Día de estreno en Bolsa de Facebook: pros y contras para invertir

Peter Bo Kiaer de Saxo Bank

Llega el momento de actuar. Estamos en la recta final de una Oferta Pública de Venta (OPV) sobre la que se lleva mucho tiempo hablando, pero ha llegado el momento de dejar de hablar y pasar a la acción o tirarse a la piscina, según cómo nos lo planteemos. El precio está prácticamente fijado y el viernes es el primer día de cotización para Facebook.
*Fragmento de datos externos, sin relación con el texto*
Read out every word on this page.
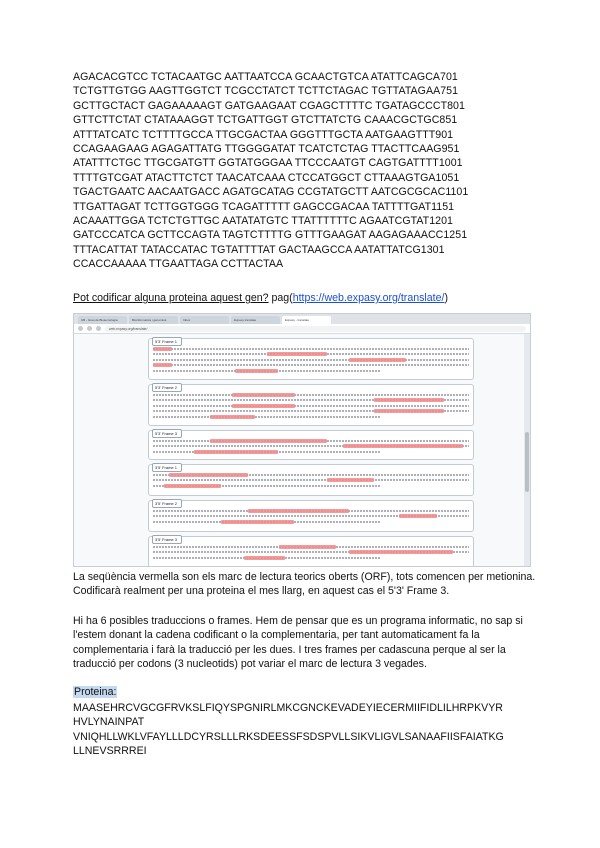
AGACACGTCC TCTACAATGC AATTAATCCA GCAACTGTCA ATATTCAGCA701
TCTGTTGTGG AAGTTGGTCT TCGCCTATCT TCTTCTAGAC TGTTATAGAA751
GCTTGCTACT GAGAAAAAGT GATGAAGAAT CGAGCTTTTC TGATAGCCCT801
GTTCTTCTAT CTATAAAGGT TCTGATTGGT GTCTTATCTG CAAACGCTGC851
ATTTATCATC TCTTTTGCCA TTGCGACTAA GGGTTTGCTA AATGAAGTTT901
CCAGAAGAAG AGAGATTATG TTGGGGATAT TCATCTCTAG TTACTTCAAG951
ATATTTCTGC TTGCGATGTT GGTATGGGAA TTCCCAATGT CAGTGATTTT1001
TTTTGTCGAT ATACTTCTCT TAACATCAAA CTCCATGGCT CTTAAAGTGA1051
TGACTGAATC AACAATGACC AGATGCATAG CCGTATGCTT AATCGCGCAC1101
TTGATTAGAT TCTTGGTGGG TCAGATTTTT GAGCCGACAA TATTTTGAT1151
ACAAATTGGA TCTCTGTTGC AATATATGTC TTATTTTTTC AGAATCGTAT1201
GATCCCATCA GCTTCCAGTA TAGTCTTTTG GTTTGAAGAT AAGAGAAACC1251
TTTACATTAT TATACCATAC TGTATTTTAT GACTAAGCCA AATATTATCG1301
CCACCAAAAA TTGAATTAGA CCTTACTAA
Pot codificar alguna proteina aquest gen? pag(https://web.expasy.org/translate/)
UB - Grau de Biotecnologia	Bioinformatica i genomica	Inbox	Expasy translate	Expasy - translate
web.expasy.org/translate/
5'3' Frame 1
5'3' Frame 2
5'3' Frame 3
3'5' Frame 1
3'5' Frame 2
3'5' Frame 3
La seqüència vermella son els marc de lectura teorics oberts (ORF), tots comencen per metionina. Codificarà realment per una proteina el mes llarg, en aquest cas el 5'3' Frame 3.
Hi ha 6 posibles traduccions o frames. Hem de pensar que es un programa informatic, no sap si l'estem donant la cadena codificant o la complementaria, per tant automaticament fa la complementaria i farà la traducció per les dues. I tres frames per cadascuna perque al ser la traducció per codons (3 nucleotids) pot variar el marc de lectura 3 vegades.
Proteina:
MAASEHRCVGCGFRVKSLFIQYSPGNIRLMKCGNCKEVADEYIECERMIIFIDLILHRPKVYR
HVLYNAINPAT
VNIQHLLWKLVFAYLLLDCYRSLLLRKSDEESSFSDSPVLLSIKVLIGVLSANAAFIISFAIATKG
LLNEVSRRREI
Algunas ventajas de invertir en Facebook

Facebook ha incrementado su número de usuarios a un ritmo frenético en los últimos años. El último recuento se estableció en 901 millones al final del primer trimestre de este año. El incremento del número de usuarios abre múltiples vías en forma de oportunidades de negocio para Facebook y, por tanto, de ingresos. A través de su "motor", Facebook es capaz de hacerse una imagen bastante precisa de sus usuarios, sus gustos, sus hábitos, etc. Ésta es una información muy valiosa, ya que el marketing en internet a veces puede ser un asunto delicado. La cuestión es: ¿Cómo "documenta" el propietario el efecto de cada dólar gastado si los usuarios pasan por allí bajo el más absoluto anonimato? Cuanto más clara pueda dejar la relación entre el vendedor y su audiencia el propietario del sitio (en este caso, Facebook) más valor tendrá la inversión realizada. Esto incrementará los ingresos de Facebook a la vez que atraerá a más anunciantes.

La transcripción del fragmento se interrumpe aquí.